Outfoxing a Fever

What is a Fever?

This may sound like an idiotic question, but if you’re going to beat a fever, you need to know what you’re up against. On the surface, a fever is simply an abnormally high body temperature, usually accompanying an illness or other medical condition. A temperature of greater than 100.4 degrees is considered febrile.

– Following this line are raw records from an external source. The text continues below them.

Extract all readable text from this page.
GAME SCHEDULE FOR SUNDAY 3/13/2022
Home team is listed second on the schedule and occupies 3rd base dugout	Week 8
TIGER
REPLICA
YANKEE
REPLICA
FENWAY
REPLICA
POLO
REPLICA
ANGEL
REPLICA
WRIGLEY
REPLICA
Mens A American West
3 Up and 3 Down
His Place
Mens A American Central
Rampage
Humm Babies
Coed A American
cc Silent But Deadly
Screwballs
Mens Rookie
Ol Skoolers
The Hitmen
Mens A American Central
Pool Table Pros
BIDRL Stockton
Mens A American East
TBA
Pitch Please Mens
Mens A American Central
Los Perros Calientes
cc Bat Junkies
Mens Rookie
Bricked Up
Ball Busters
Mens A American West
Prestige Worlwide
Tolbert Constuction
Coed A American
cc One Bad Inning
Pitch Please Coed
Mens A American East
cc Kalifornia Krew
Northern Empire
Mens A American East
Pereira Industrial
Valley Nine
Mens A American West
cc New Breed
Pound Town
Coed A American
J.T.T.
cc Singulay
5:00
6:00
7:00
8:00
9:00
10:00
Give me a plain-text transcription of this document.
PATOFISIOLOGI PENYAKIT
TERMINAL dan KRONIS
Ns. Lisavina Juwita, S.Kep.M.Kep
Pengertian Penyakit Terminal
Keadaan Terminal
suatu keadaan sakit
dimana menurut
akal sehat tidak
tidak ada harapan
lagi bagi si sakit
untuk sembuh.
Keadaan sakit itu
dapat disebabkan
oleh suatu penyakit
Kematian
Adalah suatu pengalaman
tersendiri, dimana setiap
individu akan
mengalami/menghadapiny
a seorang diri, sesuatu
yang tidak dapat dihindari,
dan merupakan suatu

Fever is one of the body’s natural reactions to disease and a defense against infections. A number of conditions that cause fever include:

  • Infections and infectious diseases such as influenza, HIV, malaria, mononucleosis, and gastroenteritis.
  • Medicines such as antibiotics, narcotics, barbiturates, and antihistamines
  • Trauma or injury like heart attack, stroke, heatstroke, and burns.
  • Damage to tissue from hemolysis (the breaking open of blood cells), surgery, heart attack, crush syndrome, or hemorrhage.
  • Other conditions that can cause fever include: skin inflammation, arthritis, hyperthyroidism, inflammatory bowel disease, etc.

Beating the Heat

It’s important to understand that a fever is one of the body’s natural reactions to disease and, as such, not all fevers need to be treated. Fever can be an important indicator whether or not a treatment is working. They also increase the levels of antiviral and anticancer interferon in the blood, making it harder for viruses and bacteria to multiply.

For a fever of less than 102 degrees, not treatment is needed. The best thing to do in this case is wait for it to pass. For a temperature of greater than 102, there are some things you can do:

  • Don’t panic. Don’t go for the meds to quickly or you’ll get rid of your fever before your body fixes the issue it needed to have a fever for.
  • Take antipyretic medications like ibuprofen, acetaminophen, or aspirin. (Note: Aspirin should not be administered to kids younger than 18.)
  • Cool your body down by taking lukewarm showers or baths, applying damp cloths or icepacks to your head, legs, feet, and neck, and dressing in light, comfy clothes.
  • Stay hydrated. Drink plenty of fluids, especially water.
  • Eat if you get hungry. Don’t force food down your throat, but if you need to, eat something. Try some soup if you aren’t sure.
  • Stay comfortable. Get plenty of rest and keep the room cool.
  • If your fever rises beyond 104 degrees or last several days, go see a doctor.